Covid-19: once a vaccine has been authorized, the ethical dilemma around placebo volunteers

If a vaccine were authorized in the United States before the end of the year, would clinical trial participants who received a placebo run into the approved vaccine? The question torments industrialists and health authorities, because their departure would complicate the long-term evaluation of vaccines.

Currently tens of thousands of people in the United States, and in other countries, have volunteered to participate in so-called phase 3 clinical trials. Usually half receive the experimental vaccine, the other half a placebo. , blindly.

The goal is to observe, over the months, how many people in each group naturally contract the coronavirus and fall ill with Covid-19. If the reduction exceeds 50% in the vaccinated group compared to the control group, then the United States Drugs Agency (FDA) could deem the vaccine to be effective and grant it what is called an emergency use authorization.

But for continued authorization, the FDA needs longer follow-up, usually six months, to confirm the safety of the vaccine, as some rare side effects may not be detected within the two months of follow-up currently scheduled for. conditional authorization.

The problem is that in general, for ethical reasons, once a drug or vaccine is approved, participants who have received the placebo in a clinical trial are informed. They could then ask for the real vaccine, or independently go for the vaccine, but in doing so, the placebo group would decrease, which would prevent a long-term comparison between the vaccinated group and the placebo group.

The risk is even greater for the dozens of projects that have not yet started their large-scale trials: who will take the risk of receiving a placebo, if a vaccine is already available in pharmacies?

The topic was discussed at a meeting of the FDA’s vaccine advisory committee Thursday, but with no real solution.

Doran Fink, of the FDA’s office of vaccines, noted that trials may continue in populations for which no vaccine has yet been approved, or for whom no doses are yet available.
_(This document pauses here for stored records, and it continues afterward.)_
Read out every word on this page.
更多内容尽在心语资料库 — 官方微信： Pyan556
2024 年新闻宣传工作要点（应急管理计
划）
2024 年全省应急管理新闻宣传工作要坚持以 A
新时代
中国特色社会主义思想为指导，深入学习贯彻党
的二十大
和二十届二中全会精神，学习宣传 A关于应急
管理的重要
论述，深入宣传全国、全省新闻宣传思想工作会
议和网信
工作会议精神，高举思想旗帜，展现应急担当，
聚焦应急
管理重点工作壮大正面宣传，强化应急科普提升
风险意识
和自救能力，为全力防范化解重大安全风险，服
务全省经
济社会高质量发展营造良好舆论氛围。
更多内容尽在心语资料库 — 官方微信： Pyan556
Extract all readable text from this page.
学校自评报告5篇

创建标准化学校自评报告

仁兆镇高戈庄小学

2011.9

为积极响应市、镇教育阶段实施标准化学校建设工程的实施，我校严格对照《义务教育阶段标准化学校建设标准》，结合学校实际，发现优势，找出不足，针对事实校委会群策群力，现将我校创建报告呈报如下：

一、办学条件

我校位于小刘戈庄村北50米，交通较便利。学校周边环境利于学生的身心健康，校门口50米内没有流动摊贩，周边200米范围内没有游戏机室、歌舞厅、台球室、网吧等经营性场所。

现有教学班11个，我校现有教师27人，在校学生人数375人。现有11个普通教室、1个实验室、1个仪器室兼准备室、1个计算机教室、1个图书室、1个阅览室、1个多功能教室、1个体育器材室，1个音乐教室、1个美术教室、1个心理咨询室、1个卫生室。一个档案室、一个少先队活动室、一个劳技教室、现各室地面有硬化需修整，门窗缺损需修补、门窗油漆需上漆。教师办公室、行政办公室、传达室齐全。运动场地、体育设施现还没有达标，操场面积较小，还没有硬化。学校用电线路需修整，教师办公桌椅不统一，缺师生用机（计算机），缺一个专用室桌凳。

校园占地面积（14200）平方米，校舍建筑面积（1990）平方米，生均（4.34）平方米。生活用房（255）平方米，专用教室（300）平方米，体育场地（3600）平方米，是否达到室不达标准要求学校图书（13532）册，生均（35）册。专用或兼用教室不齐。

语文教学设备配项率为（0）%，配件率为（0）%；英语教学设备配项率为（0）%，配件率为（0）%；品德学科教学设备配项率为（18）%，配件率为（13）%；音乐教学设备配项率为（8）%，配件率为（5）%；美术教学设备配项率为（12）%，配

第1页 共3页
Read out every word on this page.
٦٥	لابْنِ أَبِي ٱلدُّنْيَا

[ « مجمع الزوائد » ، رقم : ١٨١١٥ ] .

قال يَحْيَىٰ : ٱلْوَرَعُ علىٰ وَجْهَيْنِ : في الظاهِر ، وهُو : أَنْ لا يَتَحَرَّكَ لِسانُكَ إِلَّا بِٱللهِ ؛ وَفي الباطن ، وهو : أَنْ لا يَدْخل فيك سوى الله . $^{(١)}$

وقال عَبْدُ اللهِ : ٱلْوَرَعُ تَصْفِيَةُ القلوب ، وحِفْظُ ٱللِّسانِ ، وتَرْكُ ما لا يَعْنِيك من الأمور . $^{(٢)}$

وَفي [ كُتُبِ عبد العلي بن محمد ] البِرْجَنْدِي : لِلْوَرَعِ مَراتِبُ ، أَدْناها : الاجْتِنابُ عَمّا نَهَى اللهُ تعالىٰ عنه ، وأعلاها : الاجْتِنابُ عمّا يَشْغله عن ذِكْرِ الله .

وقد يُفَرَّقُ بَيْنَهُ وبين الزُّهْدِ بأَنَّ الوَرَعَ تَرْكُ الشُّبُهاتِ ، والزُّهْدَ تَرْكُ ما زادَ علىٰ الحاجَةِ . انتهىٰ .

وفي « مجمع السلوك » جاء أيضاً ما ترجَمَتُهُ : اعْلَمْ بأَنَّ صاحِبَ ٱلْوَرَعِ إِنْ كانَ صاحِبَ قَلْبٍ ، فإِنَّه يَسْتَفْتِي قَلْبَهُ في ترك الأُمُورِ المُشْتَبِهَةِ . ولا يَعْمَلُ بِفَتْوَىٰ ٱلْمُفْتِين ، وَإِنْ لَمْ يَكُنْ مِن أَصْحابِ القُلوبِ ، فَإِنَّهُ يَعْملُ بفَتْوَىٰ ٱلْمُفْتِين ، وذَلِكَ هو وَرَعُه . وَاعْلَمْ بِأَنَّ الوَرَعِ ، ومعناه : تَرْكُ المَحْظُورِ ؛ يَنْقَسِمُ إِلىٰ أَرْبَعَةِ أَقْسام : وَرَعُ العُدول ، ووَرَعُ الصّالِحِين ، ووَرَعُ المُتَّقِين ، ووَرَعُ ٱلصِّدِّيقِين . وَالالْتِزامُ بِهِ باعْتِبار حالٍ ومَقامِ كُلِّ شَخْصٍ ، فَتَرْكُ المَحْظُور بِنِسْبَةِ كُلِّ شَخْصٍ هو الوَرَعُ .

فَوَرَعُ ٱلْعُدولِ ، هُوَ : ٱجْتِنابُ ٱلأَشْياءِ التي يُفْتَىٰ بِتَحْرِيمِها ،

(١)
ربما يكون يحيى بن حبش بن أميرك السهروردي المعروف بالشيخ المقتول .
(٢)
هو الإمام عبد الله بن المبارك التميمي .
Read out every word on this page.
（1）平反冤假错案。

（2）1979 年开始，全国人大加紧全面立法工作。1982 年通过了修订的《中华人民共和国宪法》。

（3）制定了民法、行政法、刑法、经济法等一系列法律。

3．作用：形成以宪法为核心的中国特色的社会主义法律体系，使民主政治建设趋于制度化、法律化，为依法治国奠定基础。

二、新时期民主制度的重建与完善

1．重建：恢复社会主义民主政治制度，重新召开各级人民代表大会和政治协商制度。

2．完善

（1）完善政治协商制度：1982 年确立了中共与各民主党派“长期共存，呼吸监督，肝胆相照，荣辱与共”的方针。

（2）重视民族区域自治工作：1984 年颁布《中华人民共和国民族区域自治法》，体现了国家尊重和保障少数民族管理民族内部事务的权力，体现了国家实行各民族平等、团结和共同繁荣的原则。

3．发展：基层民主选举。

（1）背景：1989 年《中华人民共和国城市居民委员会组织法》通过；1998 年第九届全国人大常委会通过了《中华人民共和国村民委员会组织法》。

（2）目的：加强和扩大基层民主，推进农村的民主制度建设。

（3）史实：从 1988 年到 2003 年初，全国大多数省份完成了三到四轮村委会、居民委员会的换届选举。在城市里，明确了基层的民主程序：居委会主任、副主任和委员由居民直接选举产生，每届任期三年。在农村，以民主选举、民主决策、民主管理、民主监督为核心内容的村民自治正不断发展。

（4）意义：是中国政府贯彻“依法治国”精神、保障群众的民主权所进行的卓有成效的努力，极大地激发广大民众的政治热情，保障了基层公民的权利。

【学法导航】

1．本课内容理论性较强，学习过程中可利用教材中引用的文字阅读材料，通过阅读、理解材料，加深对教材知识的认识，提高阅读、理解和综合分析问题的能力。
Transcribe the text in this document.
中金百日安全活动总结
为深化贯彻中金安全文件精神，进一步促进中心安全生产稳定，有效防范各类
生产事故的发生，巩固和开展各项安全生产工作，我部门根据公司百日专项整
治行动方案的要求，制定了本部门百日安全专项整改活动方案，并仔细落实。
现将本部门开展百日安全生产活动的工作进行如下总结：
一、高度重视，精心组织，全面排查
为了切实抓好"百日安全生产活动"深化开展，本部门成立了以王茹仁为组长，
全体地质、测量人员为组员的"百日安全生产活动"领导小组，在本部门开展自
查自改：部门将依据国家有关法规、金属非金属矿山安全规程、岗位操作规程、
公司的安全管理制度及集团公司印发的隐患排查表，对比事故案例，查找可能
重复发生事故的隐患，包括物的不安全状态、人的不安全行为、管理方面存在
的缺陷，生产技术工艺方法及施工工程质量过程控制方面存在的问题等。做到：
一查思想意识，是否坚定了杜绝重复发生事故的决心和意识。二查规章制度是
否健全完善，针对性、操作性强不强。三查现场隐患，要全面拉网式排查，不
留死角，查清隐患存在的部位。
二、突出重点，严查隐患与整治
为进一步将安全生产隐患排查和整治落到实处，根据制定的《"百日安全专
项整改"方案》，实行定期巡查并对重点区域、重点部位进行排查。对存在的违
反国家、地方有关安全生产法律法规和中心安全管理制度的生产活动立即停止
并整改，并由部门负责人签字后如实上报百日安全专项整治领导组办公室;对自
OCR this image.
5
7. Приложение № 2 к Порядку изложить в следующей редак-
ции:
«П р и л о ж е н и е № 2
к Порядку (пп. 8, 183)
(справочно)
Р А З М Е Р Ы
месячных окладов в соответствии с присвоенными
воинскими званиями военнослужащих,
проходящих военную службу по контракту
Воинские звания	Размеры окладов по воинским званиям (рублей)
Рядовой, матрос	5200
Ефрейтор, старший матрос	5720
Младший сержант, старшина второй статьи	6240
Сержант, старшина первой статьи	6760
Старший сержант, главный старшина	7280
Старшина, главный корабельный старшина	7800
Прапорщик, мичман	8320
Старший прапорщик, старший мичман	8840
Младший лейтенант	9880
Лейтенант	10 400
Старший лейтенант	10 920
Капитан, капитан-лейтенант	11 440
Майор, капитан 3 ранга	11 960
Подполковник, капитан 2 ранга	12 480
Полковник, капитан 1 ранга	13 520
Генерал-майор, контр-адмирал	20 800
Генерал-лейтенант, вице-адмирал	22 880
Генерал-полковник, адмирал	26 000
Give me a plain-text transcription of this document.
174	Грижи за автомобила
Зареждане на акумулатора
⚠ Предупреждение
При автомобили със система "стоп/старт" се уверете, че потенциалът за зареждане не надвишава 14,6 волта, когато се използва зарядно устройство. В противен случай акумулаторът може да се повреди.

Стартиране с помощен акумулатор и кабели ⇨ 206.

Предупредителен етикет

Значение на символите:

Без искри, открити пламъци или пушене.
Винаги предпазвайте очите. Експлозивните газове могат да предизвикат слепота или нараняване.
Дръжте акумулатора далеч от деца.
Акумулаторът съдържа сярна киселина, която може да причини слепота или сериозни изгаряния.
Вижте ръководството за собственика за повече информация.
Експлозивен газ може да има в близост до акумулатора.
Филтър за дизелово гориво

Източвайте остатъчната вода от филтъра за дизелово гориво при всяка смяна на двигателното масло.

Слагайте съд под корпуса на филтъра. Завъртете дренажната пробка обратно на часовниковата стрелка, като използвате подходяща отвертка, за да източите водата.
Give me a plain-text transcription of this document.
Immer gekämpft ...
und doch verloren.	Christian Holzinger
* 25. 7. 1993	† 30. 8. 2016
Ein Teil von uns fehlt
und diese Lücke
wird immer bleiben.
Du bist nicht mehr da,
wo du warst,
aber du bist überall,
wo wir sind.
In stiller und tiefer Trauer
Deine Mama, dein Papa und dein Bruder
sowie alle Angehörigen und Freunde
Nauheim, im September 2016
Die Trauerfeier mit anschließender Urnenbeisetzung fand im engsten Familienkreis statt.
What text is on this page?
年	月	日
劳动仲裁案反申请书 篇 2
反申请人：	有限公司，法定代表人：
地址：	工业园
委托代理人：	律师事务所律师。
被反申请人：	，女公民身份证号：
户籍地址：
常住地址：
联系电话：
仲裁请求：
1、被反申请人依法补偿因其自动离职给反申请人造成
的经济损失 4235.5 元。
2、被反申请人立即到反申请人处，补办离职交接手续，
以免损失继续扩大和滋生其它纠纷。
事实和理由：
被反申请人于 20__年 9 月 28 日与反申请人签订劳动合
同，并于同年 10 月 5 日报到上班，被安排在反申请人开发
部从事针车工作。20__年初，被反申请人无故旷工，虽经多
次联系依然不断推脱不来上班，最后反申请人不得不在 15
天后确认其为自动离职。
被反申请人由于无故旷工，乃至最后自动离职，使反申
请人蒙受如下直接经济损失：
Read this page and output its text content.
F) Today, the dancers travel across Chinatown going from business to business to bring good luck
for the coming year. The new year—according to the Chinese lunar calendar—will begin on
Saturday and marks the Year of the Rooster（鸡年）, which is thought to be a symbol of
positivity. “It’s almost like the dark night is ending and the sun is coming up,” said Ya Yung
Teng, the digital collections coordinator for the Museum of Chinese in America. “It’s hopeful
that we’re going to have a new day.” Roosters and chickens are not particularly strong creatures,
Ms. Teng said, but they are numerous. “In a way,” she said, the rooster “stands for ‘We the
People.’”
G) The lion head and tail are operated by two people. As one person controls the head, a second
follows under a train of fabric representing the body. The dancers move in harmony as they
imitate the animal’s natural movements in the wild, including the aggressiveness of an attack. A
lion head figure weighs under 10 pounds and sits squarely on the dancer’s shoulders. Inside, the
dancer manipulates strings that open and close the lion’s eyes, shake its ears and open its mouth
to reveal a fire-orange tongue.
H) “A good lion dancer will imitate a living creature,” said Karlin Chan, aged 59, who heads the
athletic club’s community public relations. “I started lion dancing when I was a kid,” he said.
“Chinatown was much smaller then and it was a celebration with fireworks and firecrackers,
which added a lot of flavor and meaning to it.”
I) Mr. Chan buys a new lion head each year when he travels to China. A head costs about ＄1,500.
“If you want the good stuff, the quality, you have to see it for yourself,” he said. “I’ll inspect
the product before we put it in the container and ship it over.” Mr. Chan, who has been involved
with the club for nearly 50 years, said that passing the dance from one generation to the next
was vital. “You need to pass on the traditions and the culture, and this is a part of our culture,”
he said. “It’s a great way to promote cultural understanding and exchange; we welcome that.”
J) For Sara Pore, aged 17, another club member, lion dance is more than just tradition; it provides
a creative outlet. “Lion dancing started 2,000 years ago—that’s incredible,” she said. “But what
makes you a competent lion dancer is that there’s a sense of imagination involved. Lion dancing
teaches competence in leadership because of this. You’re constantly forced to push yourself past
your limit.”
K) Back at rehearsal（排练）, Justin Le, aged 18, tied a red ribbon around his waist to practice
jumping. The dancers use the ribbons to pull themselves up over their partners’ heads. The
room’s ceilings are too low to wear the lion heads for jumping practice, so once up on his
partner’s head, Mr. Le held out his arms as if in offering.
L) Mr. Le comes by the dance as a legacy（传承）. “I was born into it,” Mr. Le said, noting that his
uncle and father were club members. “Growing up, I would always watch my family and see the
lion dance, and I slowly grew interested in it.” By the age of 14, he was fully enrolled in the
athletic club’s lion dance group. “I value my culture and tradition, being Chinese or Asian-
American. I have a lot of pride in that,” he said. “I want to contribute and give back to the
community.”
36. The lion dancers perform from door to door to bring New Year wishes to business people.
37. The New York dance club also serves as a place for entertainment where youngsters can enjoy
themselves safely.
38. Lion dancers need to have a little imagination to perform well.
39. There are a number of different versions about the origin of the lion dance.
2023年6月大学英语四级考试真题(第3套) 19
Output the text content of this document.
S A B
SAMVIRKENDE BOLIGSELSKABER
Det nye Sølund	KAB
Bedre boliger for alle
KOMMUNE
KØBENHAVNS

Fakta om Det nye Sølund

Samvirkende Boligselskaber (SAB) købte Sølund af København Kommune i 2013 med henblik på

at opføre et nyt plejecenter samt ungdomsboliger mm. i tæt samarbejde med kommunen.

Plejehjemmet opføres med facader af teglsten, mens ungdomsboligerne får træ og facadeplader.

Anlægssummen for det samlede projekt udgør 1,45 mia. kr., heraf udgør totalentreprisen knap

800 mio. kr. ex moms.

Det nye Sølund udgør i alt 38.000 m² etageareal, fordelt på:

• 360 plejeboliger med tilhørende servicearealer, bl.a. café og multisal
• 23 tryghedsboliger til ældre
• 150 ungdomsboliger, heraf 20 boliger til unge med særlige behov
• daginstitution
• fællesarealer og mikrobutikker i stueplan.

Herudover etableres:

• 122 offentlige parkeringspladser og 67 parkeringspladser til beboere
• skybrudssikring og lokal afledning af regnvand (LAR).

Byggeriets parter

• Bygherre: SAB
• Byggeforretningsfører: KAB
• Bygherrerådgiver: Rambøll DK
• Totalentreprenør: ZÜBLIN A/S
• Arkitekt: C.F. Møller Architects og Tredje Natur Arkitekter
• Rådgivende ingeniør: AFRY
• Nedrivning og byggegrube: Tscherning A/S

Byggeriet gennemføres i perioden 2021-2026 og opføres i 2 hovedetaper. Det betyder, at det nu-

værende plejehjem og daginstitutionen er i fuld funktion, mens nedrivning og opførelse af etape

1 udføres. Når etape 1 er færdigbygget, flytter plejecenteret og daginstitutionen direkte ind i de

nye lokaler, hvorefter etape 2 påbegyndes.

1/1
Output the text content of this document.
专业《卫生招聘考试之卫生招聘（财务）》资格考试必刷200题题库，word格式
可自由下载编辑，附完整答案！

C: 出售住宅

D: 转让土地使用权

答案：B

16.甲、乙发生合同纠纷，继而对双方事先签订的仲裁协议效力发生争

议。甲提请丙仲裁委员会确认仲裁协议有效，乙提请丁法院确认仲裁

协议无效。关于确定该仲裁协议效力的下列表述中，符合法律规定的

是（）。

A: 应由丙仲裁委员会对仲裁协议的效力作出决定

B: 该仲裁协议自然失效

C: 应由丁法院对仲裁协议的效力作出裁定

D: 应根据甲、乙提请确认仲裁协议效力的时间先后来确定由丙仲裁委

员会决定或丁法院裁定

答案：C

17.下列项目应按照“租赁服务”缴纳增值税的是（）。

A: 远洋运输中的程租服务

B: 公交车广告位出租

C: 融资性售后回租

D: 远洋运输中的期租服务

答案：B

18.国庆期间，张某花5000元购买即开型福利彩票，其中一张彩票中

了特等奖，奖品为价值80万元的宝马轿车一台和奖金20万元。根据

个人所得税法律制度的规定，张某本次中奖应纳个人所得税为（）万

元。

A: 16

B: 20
But for the majority, the dilemma is real.

– People ask –

“We are aware that situations could arise where it is no longer ethically allowed, and therefore no longer feasible, to continue placebo monitoring in a trial, or to start a placebo-controlled trial,” Doran Fink admitted Thursday.

“I don’t have a specific solution,” he conceded. “At this point, we asked vaccine manufacturers and other government agencies involved in the trials to think about how they might retain volunteers in clinical trials.”

One of the two companies counting on an application for conditional authorization by the end of November in the United States, Moderna (the other is Pfizer), has officially asked the authorities for instructions.

“Participants are already starting to ask when they will be able to find out whether they received the vaccine or the placebo,” said Jacqueline Miller, speaking on behalf of the company at the same meeting.

Pfizer and its German partner BioNTech, for their part, wrote in a letter to the FDA that they would have the “ethical responsibility” to inform members of the placebo group, and asked the agency to be “open” to other methods to continue to evaluate vaccines.

For now, the FDA has only one instruction: continue testing as long as it remains “feasible”.